Early developmental trajectory phenotypes for risk stratification of autism spectrum disorder in very preterm infants: a machine learning approach
BSID-III trajectories from 6–24 months spot very preterm infants who are very unlikely to develop autism, letting you focus early-intervention resources on the rest.
01Research in Context
What this study did
The team tracked 441 very preterm babies with the BSID-III every three months from six to 24 months corrected age.
They fed the scores into a machine-learning model to see if early paths of cognitive, language, and fine-motor growth could flag later autism diagnosis.
Doctors confirmed ASD at 36 months with the ADOS-2.
What they found
Kids who later got an ASD label had flatter or falling curves on receptive language, expressive language, and fine motor.
The model’s “low-risk” rule was right 93.6 % of the time, so you can trust a negative flag.
Overall accuracy stayed modest, so some high-risk alerts will be false alarms.

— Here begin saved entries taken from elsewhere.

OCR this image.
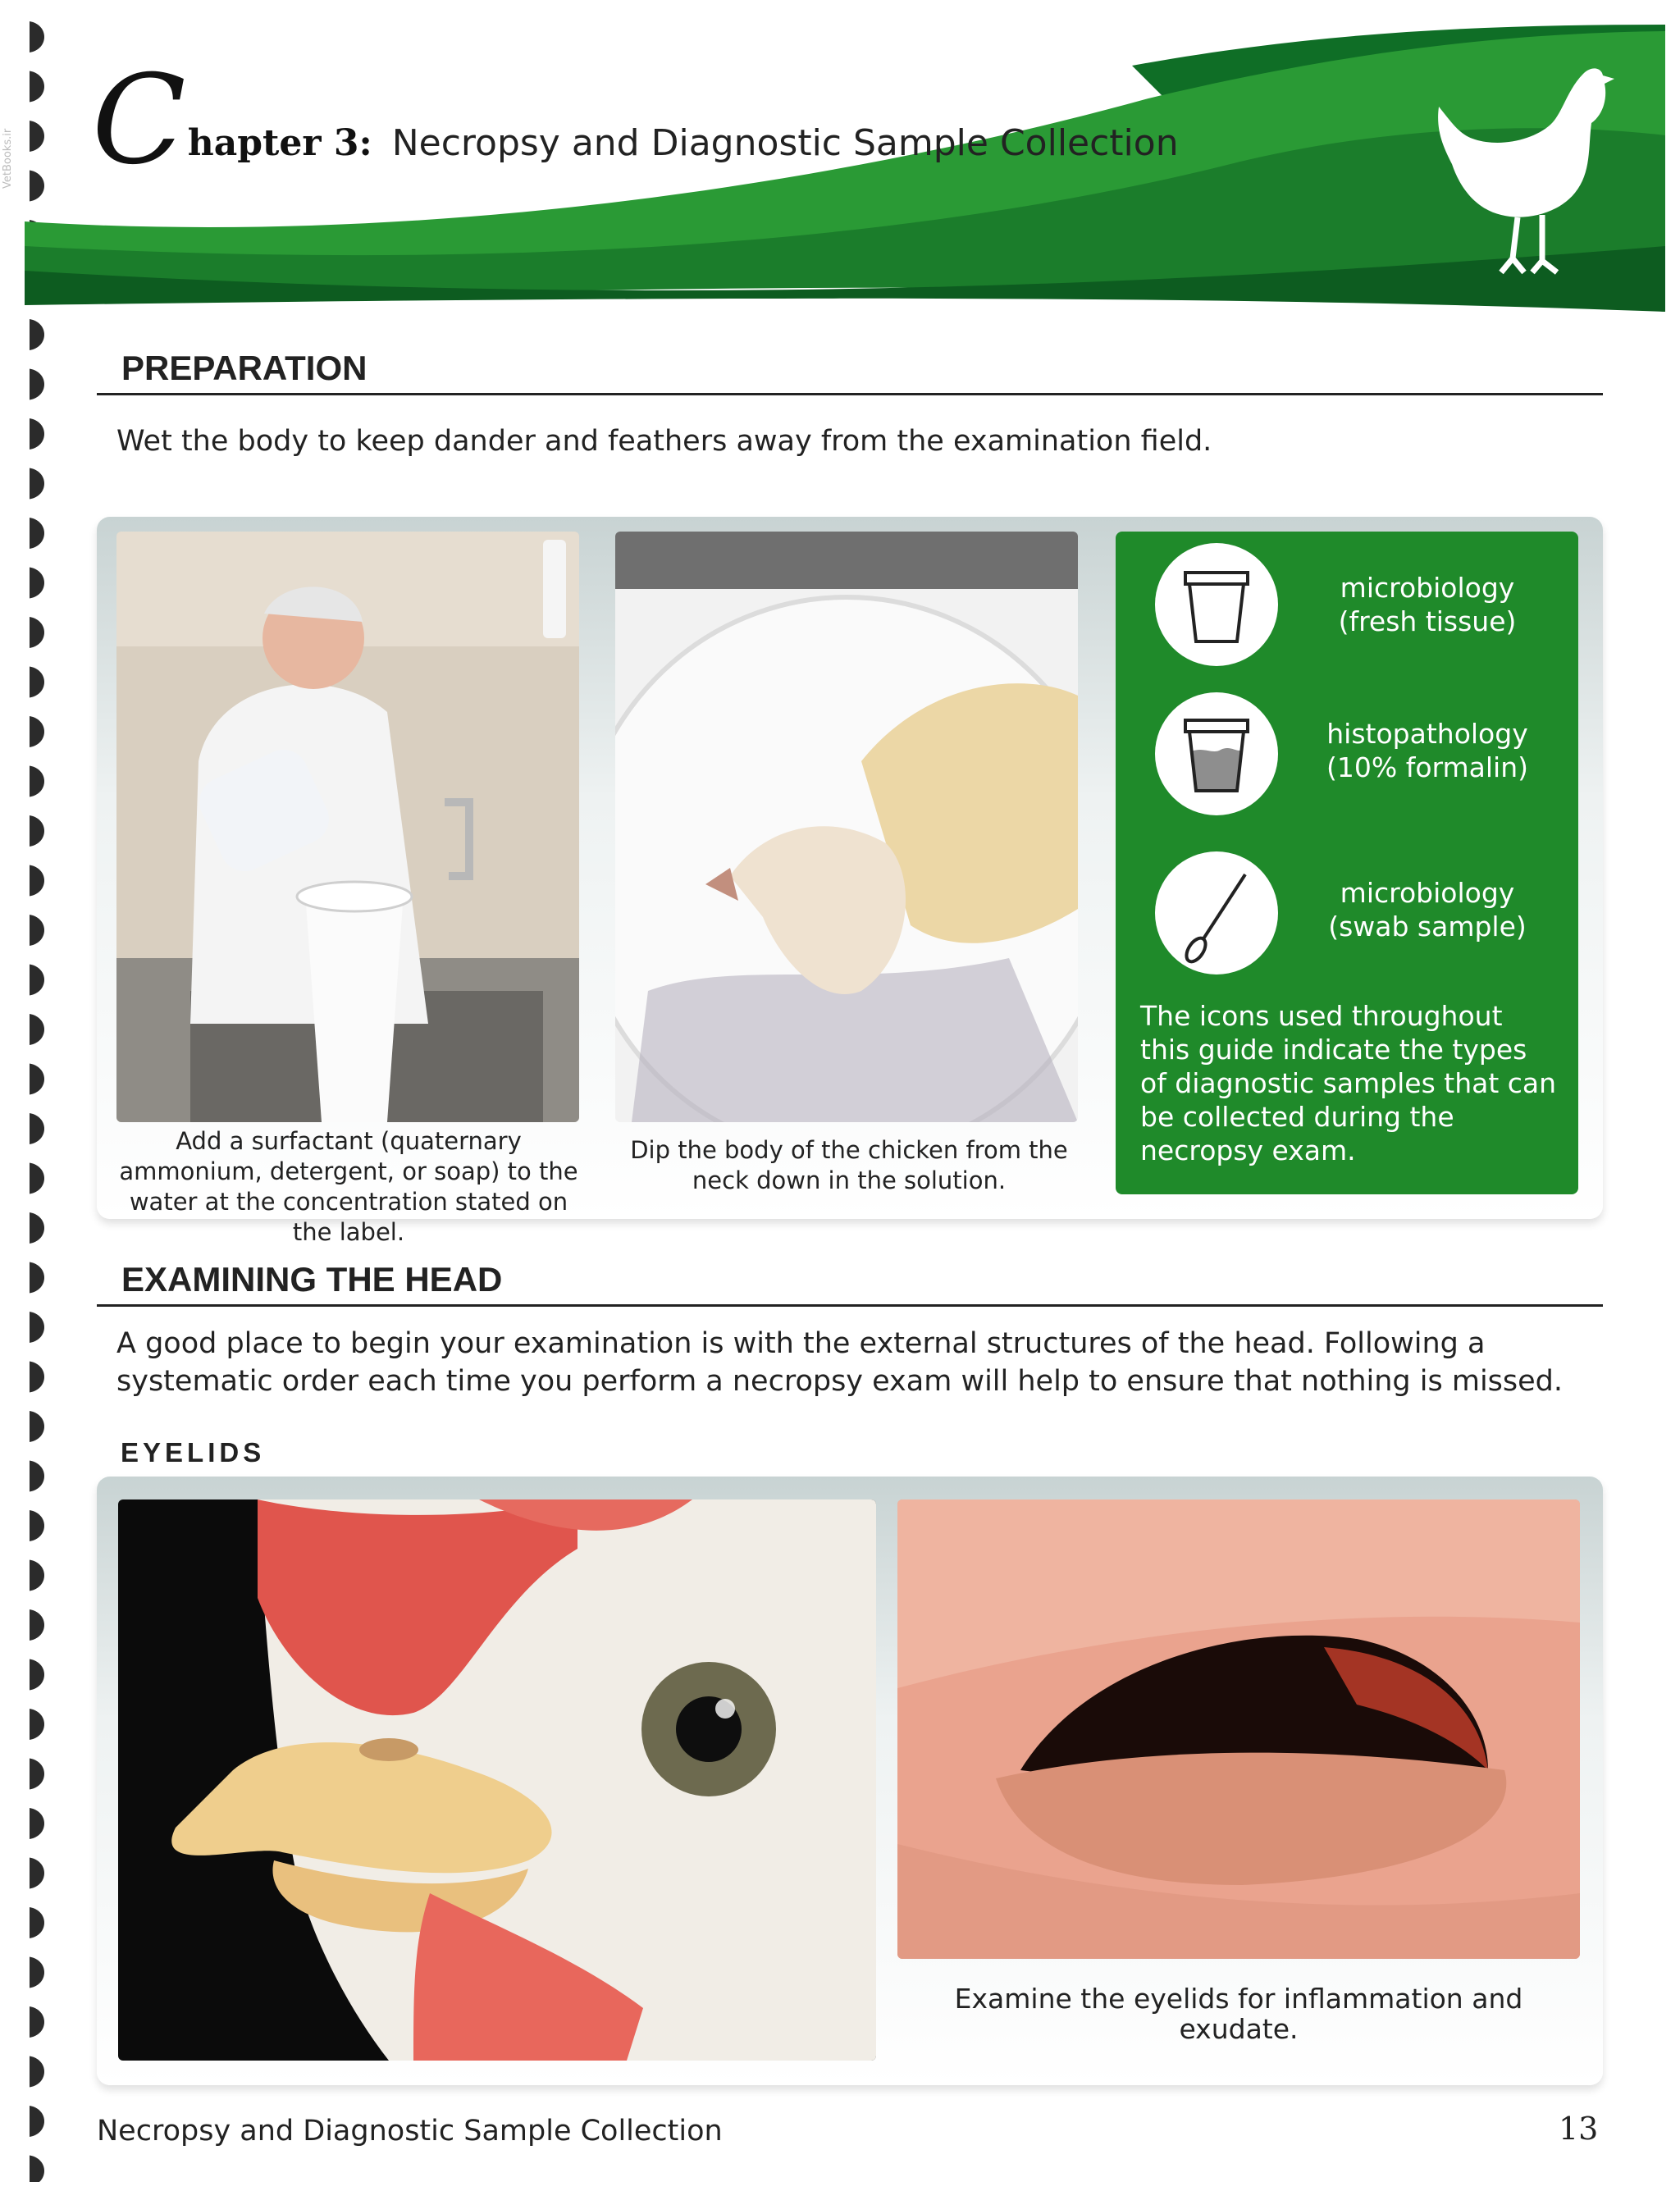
VetBooks.ir C hapter 3: Necropsy and Diagnostic Sample Collection
PREPARATION
Wet the body to keep dander and feathers away from the examination field.
Add a surfactant (quaternary ammonium, detergent, or soap) to the water at the concentration stated on the label.
Dip the body of the chicken from the neck down in the solution.
microbiology
(fresh tissue)
histopathology
(10% formalin)
microbiology
(swab sample)
The icons used throughout this guide indicate the types of diagnostic samples that can be collected during the necropsy exam.
EXAMINING THE HEAD
A good place to begin your examination is with the external structures of the head. Following a systematic order each time you perform a necropsy exam will help to ensure that nothing is missed.
EYELIDS
Examine the eyelids for inflammation and exudate.
Necropsy and Diagnostic Sample Collection	13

How this fits with other research
Yaari et al. (2018) saw the same flat lines with the Mullen, but they only warned of general delay; Chen’s work sharpens the warning to ASD risk.
Velikos et al. (2015) first showed BSID-III dips at 12 months in preterm infants; Chen adds machine learning and longer follow-up to turn that snapshot into a forecast.
Seiverling et al. (2018) also used latent classes in toddlers with language delay and linked a low verbal track to later ASD; Chen proves the pattern starts even earlier in preterm babies.
Why it matters
You now have a clear, low-cost screen: run the BSID-III on schedule, plug the scores into the free model, and you can tell neonatal follow-up teams which families need earlier ABA referral and which can breathe easier.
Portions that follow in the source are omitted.